It’s gone cold again, as the weakening jet stream brings more Arctic weather south of where it should. Temperatures here are dipping to 7ºC (feels like 0ºC), but in California again temperatures are plummeting to -18ºC as ice storms bring snow and flooding to a region already hammered by ‘once in a lifetime’ weather events over the course of winter. Here, I worry about the frogs, about the bumblebees I have already seen out of hibernation, about the hedgehogs. Again, the up-and-down cycle of mild then cold weather is no good for wildlife. If we have a deep freeze, how will I protect the frogspawn?
There would be a lot to protect; the frogs have almost completely filled the pond now. I’ve lost count of the number of blobs and there’s no way of knowing, congealed together as they are. After seven days there are still around 50 individuals going at it, with yet more arriving to the garden. I watch them land in the pond with a muted splash and then burrow through spawn to reach water. Mated females have left the pond already but many of the males have stuck around. This means there are now more males than females, which means mating balls are starting to form. Mating balls occur when two or more males cling to a female in the hope of being the one that gets to spawn with her. Science suggests this could be in the female’s best interests, as only the strongest, most determined male will win, and she may even encourage them to compete for her. But it often backfires: in an attempt to unseat their rivals, the males make the ‘ball’ roll around and around, often with long periods under water. She can drown.
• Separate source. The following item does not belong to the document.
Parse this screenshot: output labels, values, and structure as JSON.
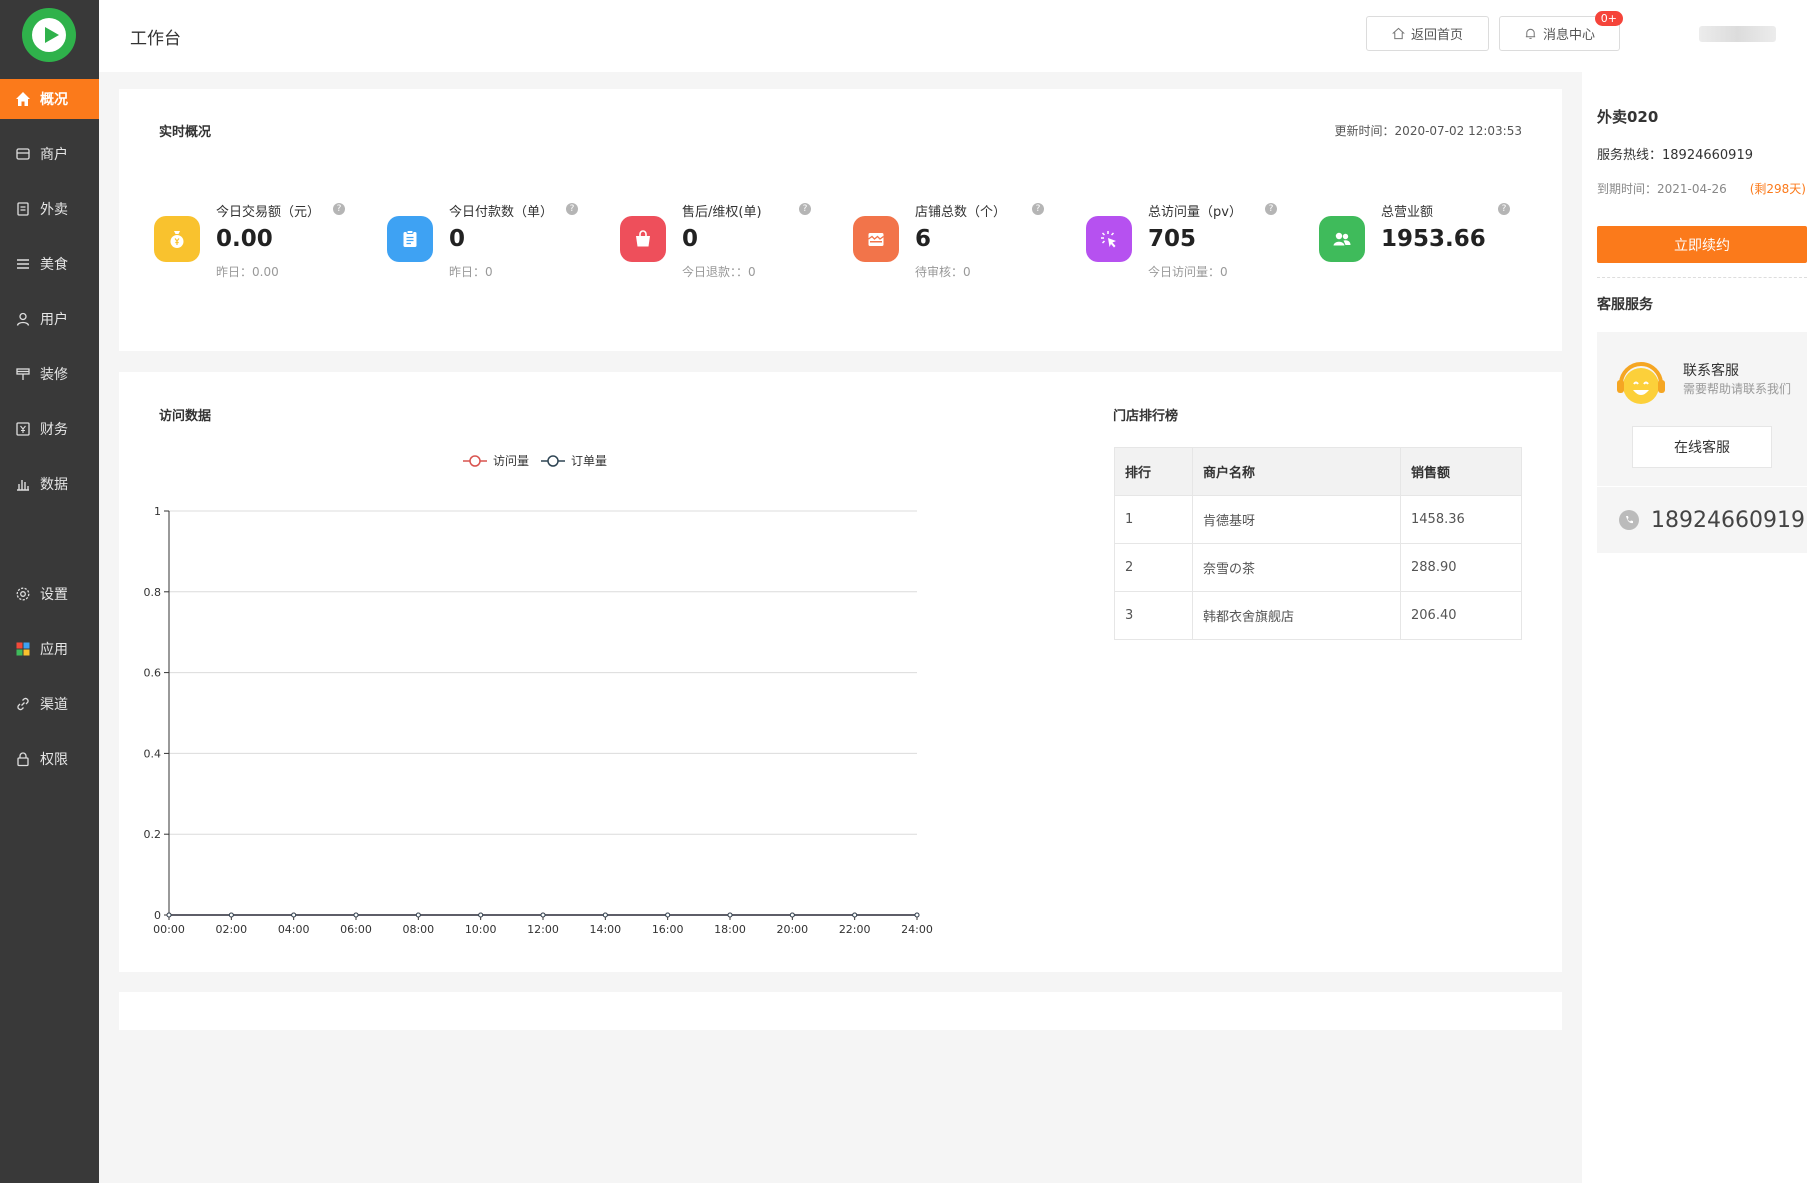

I see two legs poking through pondweed and spawn, which don’t look right. I sit on the bench and watch. Sure enough, the legs are part of a mating ball, which is frantically being rolled by at least two males, it’s hard to tell. The female is dead; it is her pale, stiff legs I spot in the water. The males, I expect, are young and overexcited. I fish her out and they quickly jump off her. She’s been dead a while, poor thing, her tongue hanging out and the skin of her legs and belly rubbed clean off. What a way to go.
I think there’s another mating ball but it’s so hard to tell, with everything else that’s going on in the water and the floating mass of spawn concealing everything. I anticipate, with sadness, fishing out more dead bodies.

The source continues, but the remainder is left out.